With nesting (involving an array or an object), the column name is wrapped into any single, specific (and customizable) character -- the first and last character of the column name are identical, and the identity of this character defines the nesting indicator/delimiter. Examples:
- name (no nesting)
- $....name$ (nesting with $ delimiter)
When a nesting indicator is present, one or more of the following conditions must be met in addition, or the indicator character is considered as a part of a regular column header. For readability, we use $ as the indicator character below, but any character could be chosen.

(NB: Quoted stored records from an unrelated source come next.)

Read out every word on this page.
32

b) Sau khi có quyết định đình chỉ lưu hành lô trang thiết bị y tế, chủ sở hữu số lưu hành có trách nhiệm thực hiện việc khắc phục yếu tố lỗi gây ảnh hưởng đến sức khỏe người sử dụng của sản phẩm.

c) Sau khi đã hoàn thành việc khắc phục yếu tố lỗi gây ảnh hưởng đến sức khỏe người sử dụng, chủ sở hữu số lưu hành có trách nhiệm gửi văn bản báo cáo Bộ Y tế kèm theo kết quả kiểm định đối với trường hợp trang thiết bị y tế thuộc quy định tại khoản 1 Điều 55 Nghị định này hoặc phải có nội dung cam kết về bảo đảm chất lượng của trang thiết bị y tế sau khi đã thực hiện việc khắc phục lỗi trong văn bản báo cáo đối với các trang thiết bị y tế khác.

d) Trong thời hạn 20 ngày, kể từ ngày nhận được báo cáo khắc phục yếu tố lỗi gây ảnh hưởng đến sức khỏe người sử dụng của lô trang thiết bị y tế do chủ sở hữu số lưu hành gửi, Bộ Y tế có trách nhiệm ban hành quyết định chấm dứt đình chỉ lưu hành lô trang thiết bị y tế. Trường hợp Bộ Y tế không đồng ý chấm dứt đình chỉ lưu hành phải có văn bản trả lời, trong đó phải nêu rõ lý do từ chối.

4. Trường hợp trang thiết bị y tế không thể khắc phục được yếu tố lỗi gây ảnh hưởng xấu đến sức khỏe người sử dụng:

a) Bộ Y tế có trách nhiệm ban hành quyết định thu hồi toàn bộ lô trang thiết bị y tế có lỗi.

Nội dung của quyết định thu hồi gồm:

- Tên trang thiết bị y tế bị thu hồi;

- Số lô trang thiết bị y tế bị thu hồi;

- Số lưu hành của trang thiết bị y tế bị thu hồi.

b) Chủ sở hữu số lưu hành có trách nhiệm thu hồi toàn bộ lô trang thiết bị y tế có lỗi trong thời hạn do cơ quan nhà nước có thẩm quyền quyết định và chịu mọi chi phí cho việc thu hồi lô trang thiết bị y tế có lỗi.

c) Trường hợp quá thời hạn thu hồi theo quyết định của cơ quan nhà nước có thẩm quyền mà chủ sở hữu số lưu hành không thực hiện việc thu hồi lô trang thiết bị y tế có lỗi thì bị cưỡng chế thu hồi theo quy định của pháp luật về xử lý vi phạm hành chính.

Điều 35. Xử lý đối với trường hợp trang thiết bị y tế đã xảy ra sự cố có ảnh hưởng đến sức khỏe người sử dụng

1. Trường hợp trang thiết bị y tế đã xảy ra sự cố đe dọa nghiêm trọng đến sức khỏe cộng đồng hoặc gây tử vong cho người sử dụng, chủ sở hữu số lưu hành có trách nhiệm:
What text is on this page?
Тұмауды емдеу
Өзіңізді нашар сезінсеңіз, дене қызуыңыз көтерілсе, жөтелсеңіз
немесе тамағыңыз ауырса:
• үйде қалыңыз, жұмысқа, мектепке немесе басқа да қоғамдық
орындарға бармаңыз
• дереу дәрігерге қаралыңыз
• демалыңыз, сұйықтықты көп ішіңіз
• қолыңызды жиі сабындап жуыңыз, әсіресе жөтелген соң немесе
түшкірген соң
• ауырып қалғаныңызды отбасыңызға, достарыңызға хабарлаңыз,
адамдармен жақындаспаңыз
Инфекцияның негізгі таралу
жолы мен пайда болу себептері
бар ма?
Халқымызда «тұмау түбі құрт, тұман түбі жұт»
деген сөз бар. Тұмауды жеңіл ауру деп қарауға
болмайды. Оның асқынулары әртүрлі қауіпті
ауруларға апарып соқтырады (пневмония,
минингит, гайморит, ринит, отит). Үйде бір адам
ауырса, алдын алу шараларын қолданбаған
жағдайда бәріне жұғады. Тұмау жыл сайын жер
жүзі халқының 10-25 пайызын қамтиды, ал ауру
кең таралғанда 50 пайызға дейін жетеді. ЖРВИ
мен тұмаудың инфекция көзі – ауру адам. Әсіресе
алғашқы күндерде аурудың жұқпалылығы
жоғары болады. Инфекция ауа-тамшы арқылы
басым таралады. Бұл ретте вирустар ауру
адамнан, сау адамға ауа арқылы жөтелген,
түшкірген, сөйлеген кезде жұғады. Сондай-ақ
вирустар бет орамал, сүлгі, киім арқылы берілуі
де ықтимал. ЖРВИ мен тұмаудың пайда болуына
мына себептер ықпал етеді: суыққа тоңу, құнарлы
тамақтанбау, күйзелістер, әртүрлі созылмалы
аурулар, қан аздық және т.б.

a. An array position indicator must be present somewhere after the top-level fieldname. This is the nesting indicator character, followed by a sequence of digits, representing an integer value of a zero-based array position. Example:
- $name$41$ (column name for the 41st value in the array at the field name)
b. A nested object key indicator must be present somewhere after the top-level fieldname. This is the nesting indicator character occurring twice in immediate succession, followed by the nested field name. Examples:
- $name$$first$
- $name$12$$first$
- $name$$other$12$
Non-sequentional array position indicators are illegal. For example, a column name $name$1$ will be treated literally, unless there is also a column with the name $name$0$.
The order of columns has no significance.
Rows in the table correspond to individual top-level items of the same type. There is no requirement for nested structures to be of the same type or number across table rows.

Examples

$$: literal
$$$: literal
$$$$: literal
$0: literal, no top-level fieldname
$$subfield: literal, no top-level fieldname
$top$0$$sub$0$0$$bottom$ ->

    {
        "top": [
            {
                "sub": [
                    [
                        {
                            "bottom": <value>
                        }
                    ]
                ]
            }
        ]
    }

Why not RFC6901?

RFC6901 is the specification of a "JSON Pointer". This is a related solution to the problem of determining a single string (a "column header") that encodes an arbitrary position in an arbitrary JSON data structure.

However, the aims are different. RFC6901 does not allow for converting a JSON data structure to a table (using JSON pointers as column headers) and back to the same JSON structure. This isn't possible, because the data type of individual elements is not encoded in the pointer. Pointers are furthermore designed to be parts of URL, hence do not permit unencoded characters that cannot be part of URLs. For a spreadsheet in UTF-8 encoding, this is an unnecessary constraint.